Karolina Pliskova, l’ex eterna incompiuta

Karolina Pliskova, l’ex eterna incompiuta

Pareva piuttosto singolare che una tennista dal talento cristallino come Karolina Pliskova non riuscisse a raggiungere risultati all’altezza nei tornei dello slam.

Con la finale conquistata agli Us Open ha sfatato un tabù: mai, prima dello slam newyorkese, aveva superato gli ottavi di finale in uno slam (pur essendo stata l’anno scorso una top 10).
A seguito della finale a Flushing meadows, Pliskova è salita in classifica (ora è sesta) e con ogni probabilità giocherà il master di fine anno.

A New York Pliskova si è concessa il lusso di battere, una dopo l’altra, entrambe le sorelle Williams. Un’impresa in cui, prima di lei, erano riuscite in poche (negli slam solo Graf, Hingis, Henin).
Il match con Venus è stato il più sofferto e combattuto. Botte da orbi per due ore, un matchpoint a favore della più grande delle sorelle annullato con un rovescio poderoso all’incrocio delle righe, finché Pliskova non è riuscita a imporsi nel tie break finale sulla più anziana avversaria (12 anni in più su un campo da tennis si fanno sentire…).

Contro Serena, in semifinale, Pliskova dominato dall’inizio alla fine, complice anche l’infortunio al ginocchio dell’americana che ne limitava la mobilità.

Il pubblico dell’Artur Ashe, 23.000 spettatori, compreso un parterre eccezionale di vip e celebrità, accorsi per tifare la loro beniamina, è rimasto atterrito quando, in poco più di mezz’ora di gioco, la giocatrice sfavorita ha fatto suo il primo set in scioltezza. A nulla sono servite le intimidazioni della Williams nel secondo. Nonostante l’equilibrio del parziale, non si è mai avuta la sensazione che Serena potesse davvero ribaltare il match. Troppo solida e efficace la Pliskova (anche se, per via della tensione, qualcosa ha concesso, soprattutto nei suoi turni di battuta).

La finale contro la Kerber, invece, l’ha persa solo perché, dopo due ore di tennis sfiancante cui l’ha sottoposta l’avversaria al solito coriacea, non aveva più energie.
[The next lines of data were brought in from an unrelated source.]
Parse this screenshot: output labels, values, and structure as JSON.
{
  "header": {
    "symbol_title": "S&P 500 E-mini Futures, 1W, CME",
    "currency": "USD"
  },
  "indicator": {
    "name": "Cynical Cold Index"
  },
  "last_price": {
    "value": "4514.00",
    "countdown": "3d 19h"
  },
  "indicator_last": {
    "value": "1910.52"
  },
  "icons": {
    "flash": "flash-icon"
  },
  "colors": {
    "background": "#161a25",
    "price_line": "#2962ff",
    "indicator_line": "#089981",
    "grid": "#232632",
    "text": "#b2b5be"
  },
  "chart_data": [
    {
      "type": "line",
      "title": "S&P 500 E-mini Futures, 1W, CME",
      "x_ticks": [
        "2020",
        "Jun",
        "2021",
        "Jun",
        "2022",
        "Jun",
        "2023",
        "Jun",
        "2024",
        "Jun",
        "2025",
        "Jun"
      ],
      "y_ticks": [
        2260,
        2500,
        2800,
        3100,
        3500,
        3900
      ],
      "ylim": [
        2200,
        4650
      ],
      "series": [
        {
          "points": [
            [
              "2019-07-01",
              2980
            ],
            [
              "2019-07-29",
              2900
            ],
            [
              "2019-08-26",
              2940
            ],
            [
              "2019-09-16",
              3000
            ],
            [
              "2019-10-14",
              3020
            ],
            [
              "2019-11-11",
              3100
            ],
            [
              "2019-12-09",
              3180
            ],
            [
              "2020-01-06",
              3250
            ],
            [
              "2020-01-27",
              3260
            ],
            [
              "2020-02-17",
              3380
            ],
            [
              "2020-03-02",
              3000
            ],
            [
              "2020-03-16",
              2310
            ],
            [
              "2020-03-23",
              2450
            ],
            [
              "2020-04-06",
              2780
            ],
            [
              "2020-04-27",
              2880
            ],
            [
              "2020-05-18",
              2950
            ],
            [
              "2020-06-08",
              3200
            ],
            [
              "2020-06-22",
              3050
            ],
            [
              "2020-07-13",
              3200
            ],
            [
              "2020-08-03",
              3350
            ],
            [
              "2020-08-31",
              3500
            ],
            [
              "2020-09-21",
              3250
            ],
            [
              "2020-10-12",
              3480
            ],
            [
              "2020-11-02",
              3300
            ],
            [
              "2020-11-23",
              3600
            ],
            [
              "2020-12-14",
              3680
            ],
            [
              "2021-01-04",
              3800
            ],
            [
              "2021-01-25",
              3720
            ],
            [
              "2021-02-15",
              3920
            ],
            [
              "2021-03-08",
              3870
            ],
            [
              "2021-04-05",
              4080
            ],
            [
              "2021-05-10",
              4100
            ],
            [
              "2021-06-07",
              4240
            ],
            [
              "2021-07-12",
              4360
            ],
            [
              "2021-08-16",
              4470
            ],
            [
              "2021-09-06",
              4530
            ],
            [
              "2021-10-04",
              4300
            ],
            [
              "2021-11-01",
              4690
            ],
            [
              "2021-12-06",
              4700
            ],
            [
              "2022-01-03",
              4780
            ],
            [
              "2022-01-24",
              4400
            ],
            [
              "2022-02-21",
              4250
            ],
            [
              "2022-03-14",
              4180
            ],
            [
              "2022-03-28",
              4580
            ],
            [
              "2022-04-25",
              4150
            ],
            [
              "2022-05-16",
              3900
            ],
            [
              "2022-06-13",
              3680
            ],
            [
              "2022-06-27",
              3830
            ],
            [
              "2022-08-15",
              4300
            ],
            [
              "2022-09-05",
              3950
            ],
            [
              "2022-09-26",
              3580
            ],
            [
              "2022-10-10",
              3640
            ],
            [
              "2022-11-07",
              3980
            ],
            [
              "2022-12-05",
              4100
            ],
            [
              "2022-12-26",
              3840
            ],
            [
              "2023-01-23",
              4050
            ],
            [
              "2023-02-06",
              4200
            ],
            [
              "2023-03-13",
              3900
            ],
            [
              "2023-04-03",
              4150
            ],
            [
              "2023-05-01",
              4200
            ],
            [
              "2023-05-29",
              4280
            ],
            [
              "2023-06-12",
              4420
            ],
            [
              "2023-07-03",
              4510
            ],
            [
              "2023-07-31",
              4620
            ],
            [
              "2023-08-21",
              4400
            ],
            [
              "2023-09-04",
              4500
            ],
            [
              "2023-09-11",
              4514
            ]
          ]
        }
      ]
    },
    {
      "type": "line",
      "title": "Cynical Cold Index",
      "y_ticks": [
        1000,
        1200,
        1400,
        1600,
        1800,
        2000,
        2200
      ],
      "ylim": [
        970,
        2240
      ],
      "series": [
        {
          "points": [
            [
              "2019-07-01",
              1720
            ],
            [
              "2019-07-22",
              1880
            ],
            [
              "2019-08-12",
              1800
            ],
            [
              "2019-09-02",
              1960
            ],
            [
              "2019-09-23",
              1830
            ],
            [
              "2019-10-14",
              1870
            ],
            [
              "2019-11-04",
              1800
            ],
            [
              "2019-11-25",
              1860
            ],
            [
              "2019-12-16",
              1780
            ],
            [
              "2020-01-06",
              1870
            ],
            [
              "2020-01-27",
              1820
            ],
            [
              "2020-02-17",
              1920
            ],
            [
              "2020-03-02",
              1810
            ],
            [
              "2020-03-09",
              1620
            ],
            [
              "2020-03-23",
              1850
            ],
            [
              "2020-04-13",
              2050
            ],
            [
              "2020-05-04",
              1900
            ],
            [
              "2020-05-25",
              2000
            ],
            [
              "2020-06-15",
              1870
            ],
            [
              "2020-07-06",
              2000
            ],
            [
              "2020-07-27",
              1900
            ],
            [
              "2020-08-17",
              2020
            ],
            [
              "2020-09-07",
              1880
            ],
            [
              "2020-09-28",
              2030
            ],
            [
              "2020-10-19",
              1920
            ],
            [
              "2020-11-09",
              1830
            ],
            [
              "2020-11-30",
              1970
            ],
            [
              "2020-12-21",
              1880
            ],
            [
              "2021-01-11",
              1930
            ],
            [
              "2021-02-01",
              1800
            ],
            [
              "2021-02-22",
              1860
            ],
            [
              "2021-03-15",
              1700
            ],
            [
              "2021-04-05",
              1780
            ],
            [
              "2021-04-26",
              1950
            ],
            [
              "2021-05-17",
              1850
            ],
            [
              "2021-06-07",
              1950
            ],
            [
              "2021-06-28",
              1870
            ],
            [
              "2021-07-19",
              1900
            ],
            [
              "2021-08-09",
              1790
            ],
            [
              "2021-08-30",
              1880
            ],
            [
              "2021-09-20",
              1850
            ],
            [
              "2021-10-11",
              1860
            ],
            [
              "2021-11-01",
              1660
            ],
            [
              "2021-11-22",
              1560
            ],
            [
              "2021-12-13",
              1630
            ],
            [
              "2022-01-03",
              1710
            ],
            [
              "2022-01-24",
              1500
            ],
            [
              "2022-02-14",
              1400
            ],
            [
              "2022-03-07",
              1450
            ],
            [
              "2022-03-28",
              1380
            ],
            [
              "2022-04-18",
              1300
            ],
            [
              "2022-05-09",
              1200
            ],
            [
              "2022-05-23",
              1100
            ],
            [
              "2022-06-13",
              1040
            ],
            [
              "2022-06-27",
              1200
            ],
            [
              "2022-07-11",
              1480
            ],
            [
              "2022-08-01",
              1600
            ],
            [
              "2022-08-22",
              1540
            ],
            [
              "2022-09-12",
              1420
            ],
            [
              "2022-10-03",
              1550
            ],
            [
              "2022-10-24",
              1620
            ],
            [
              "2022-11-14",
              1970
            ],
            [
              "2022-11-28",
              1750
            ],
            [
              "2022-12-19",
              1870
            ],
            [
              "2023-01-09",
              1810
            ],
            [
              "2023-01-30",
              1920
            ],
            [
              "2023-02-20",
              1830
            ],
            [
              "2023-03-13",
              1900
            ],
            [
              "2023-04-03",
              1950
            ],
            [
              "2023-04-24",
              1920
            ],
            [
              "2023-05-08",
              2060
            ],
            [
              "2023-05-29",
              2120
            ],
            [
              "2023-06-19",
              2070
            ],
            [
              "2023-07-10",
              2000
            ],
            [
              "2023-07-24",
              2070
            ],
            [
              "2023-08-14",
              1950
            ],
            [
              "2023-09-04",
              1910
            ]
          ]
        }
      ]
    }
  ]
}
Lo si è visto plasticamente quando, sotto 5 a 4 nel terzo set, ha ceduto di schianto la battuta, consegnando così il match e il titolo alla Kerber.

Della Ceca colpisce innanzitutto l’aspetto estetico: gambe chilometriche, da fenicottero (non avesse intrapreso la carriera tennistica avrebbe potuto fare l’indossatrice), i tatuaggi tribali su avambraccio e coscia sinistra, i capelli biondi e gli occhi di un azzurro glaciale tipici delle ragazze dell’est; ma le qualità tennistiche non sono da meno: un servizio piatto, angolato e potente, scagliato dall’alto dei suoi 186 centimetri d’altezza, che è il fulcro del suo gioco (in stagione detiene il record di ace, ben 466), un diritto e un rovescio, due colpi piatti e puliti, ben impattati (è raro vedere un diritto come il suo).

Il tennis di Pliskova è estremamente composto, elegante nelle movenze, terribilmente efficace (specie quando è in giornata). Il difetto più vistoso del suo gioco è rappresentato dalla scarsa mobilità, che è compensata però dalle leve lunghe, che le permettono di arrivare facilmente anche su palle lontane; e da una seconda di servizio, decisamente più debole della prima.

Andy Murray nel 2015, a Brisbane, scrisse un tweet elogiando le doti tennistiche di Karolina Pliskova. E persino Adriano Panatta ne è rimasto impressionato.

Il motivo per cui Pliskova non è mai riuscita ad affermarsi negli slam, e solo occasionalmente negli altri tornei della stagione, è legato ad una programmazione forsennata. Potremmo chiamarla “sindrome Thiem”, cioè la tendenza a disputare, nel corso dell’anno, troppi tornei e a giocare troppe partite, così da arrivare sempre stanchi o non essere mai al massimo della condizione negli appuntamenti che contano (oltre a incorrere in frequenti infortuni).

Non è un caso che Pliskova – che gioca anche il doppio (con Georges) – abbia vinto un torneo importante a Cincinnati (proprio sulla Kerber) dopo aver saltato le olimpiadi; e raggiunto la prima finale slam senza aver giocato – per la prima volta sul cemento – la settimana antedente allo slam.
Se saprà gestire in maniera più oculata la sua programmazione la attende una carriera di grandi successi. Già ora ci ha fatto vedere di cosa è capace.